Discretizing Motion - ksoltan/RoboFish GitHub Wiki
A real fish is flexible and its movement is modeled with a smooth, continuous function, often a sinusoid. To replicate its movement in a robotic, multi-jointed fish, the smooth function needs to be discretized to find where each of the joints should be positioned to best approximate the movement. One of the possible advantages of putting a soft skin around these rigid linkages is that it will smooth the transition between each discrete joint's position.
Liu and Hu's paper, Biological Inspiration: From Carangiform Fish to Multi-Joint Robotic Fish, describes an algorithm for approximating a smooth swimming pattern with a multi-jointed fish. It uses a different error function, as opposed to root mean square method (RMS), which produces a more accurate approximation of the function.

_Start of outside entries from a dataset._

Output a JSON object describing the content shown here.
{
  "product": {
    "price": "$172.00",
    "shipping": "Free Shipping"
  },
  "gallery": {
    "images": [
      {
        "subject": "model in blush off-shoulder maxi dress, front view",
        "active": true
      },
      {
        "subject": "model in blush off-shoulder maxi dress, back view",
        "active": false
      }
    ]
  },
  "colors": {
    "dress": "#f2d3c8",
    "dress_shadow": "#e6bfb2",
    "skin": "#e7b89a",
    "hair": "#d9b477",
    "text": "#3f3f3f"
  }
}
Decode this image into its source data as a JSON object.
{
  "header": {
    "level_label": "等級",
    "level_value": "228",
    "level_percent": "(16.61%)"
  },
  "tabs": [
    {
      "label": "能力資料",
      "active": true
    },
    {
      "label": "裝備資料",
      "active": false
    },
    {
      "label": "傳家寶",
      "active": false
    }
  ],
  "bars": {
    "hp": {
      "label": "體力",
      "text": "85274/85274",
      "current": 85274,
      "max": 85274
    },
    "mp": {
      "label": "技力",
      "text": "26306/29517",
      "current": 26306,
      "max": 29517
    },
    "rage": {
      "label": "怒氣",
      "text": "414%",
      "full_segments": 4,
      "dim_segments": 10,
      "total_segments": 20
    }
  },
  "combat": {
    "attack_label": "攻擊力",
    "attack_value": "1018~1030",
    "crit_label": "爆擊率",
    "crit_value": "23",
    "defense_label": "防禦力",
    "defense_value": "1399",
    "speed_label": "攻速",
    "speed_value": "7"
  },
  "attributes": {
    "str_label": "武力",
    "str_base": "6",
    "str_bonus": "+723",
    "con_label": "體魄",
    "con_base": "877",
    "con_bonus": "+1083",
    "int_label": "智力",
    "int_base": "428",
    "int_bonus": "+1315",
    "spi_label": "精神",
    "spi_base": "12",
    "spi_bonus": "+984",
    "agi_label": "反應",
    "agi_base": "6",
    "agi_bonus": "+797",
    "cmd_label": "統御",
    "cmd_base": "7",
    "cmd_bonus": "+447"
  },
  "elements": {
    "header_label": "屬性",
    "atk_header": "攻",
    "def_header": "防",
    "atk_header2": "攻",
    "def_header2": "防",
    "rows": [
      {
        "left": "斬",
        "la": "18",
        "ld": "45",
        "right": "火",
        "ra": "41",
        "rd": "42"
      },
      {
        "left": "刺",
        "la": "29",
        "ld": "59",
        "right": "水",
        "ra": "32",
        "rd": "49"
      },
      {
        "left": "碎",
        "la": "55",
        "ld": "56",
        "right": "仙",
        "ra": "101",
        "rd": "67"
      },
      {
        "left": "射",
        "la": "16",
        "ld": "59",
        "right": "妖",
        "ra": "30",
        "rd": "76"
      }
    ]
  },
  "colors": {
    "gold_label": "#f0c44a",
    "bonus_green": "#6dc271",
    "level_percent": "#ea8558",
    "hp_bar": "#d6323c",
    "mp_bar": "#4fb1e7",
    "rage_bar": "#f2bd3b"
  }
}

Each behavior, or different type of motion, like cruising straight, has a different model or formula that defines at each point in time where each part of the body of the fish wants to be. Each joint has a certain length and must be straight for that length, so the trick is to position the joint in such a way that the least square mean is minimized between that section of curve and the straight line joint. Although our fish should not be rigid, this algorithm is at least a place to start; parameters can be fine tuned later. One question I have is whether this least mean is only for that section of curve or for the whole structure. Presumably it’s the first, because it would be computationally hard to run through every possible combination of the joints. I will for now assume this, should check in paper.

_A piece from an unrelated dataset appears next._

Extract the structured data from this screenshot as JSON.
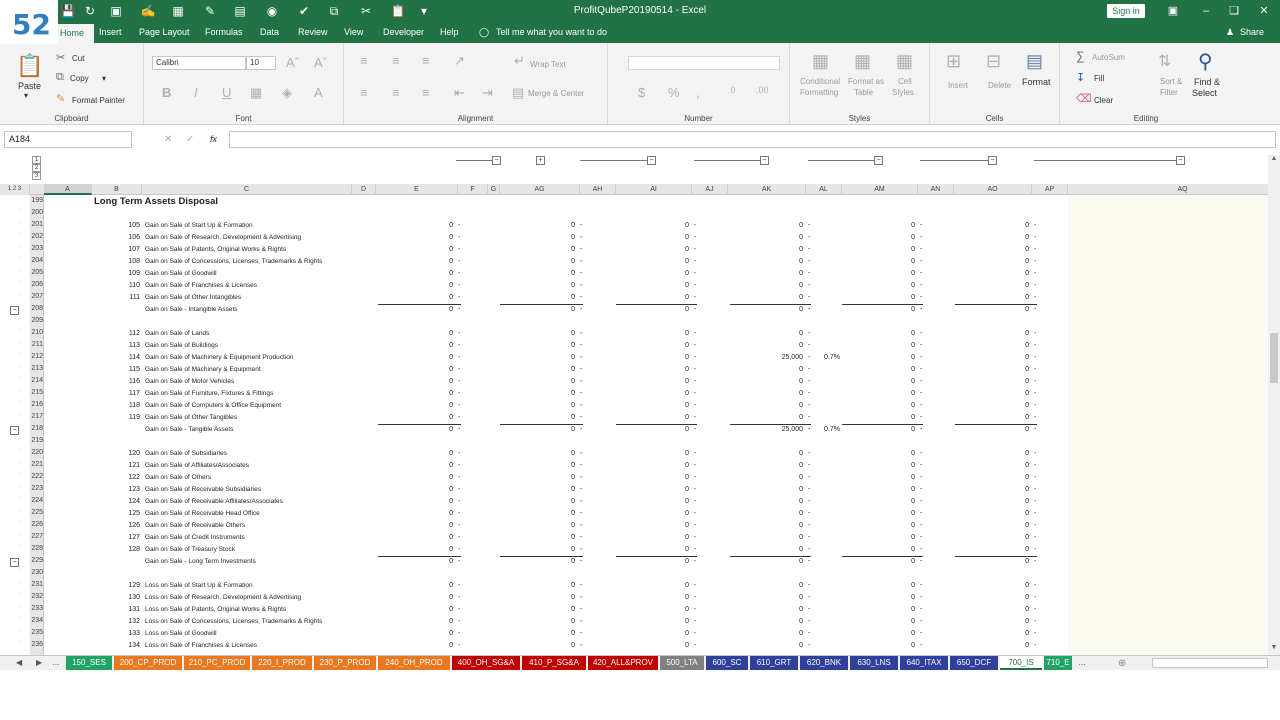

To make the algorithm simple, three points are defined on each joint: the front, cross, and back. For each consecutive joint, the back and front are the same, so starting from the first joint, once you have it aligned, the front for the next joint is defined and you simply have to figure out where to put the back point. The first joint’s front starts on the sinusoid. Minimizing the error with the whole back point is hard because the point could be anywhere in space. To restrict the number of possible places it could, the cross point comes into play. The cross point is where the joint crosses, or is tangent to, the sinusoid. The ratio of the length of the segment to the cross point to the length of the joint can be cycled through, from 0 to 1. Given each length, you can calculate where the joint must intersect the curve for the ratio to be valid. (if the curve is continuous, there should be a solution for every single ratio, but this may create problems in discrete things like Matlab). Although you could theoretically just go along the curve until the distance from the curve to the front point exceeds the length of the joint, this would not weight each ratio equally, and would be hard to control in terms of how far along the curve do you need to go, possibly iterating through more points than you need to (but, perhaps finding the intersection for each point is harder…)(Hmm, I’m actually not convinced anymore that using the cross ratio is better.) Once you calculate the cross point, it is extremely simple to find the end point and then calculate the error. After each end point is minimized in error, you can get the angle relative to the joint, which is just the slope of the joint relative to horizontal.
So far, I have implemented an approximation of the joints to a specific posture. I do not take into account the entire body, and simply minimize the error in the first joint and then keep going. This may not be a good approach because it may be ignoring the optimizations that could happen from a not perfect minimized angle on the first joint. I also am not sure what is happening in the paper, and what exactly they mean about minimizing the magnitude of the error because my error is not a vector, it’s a scalar...Also, how do they compensate for the head movement/added-mass (that’s the vector question).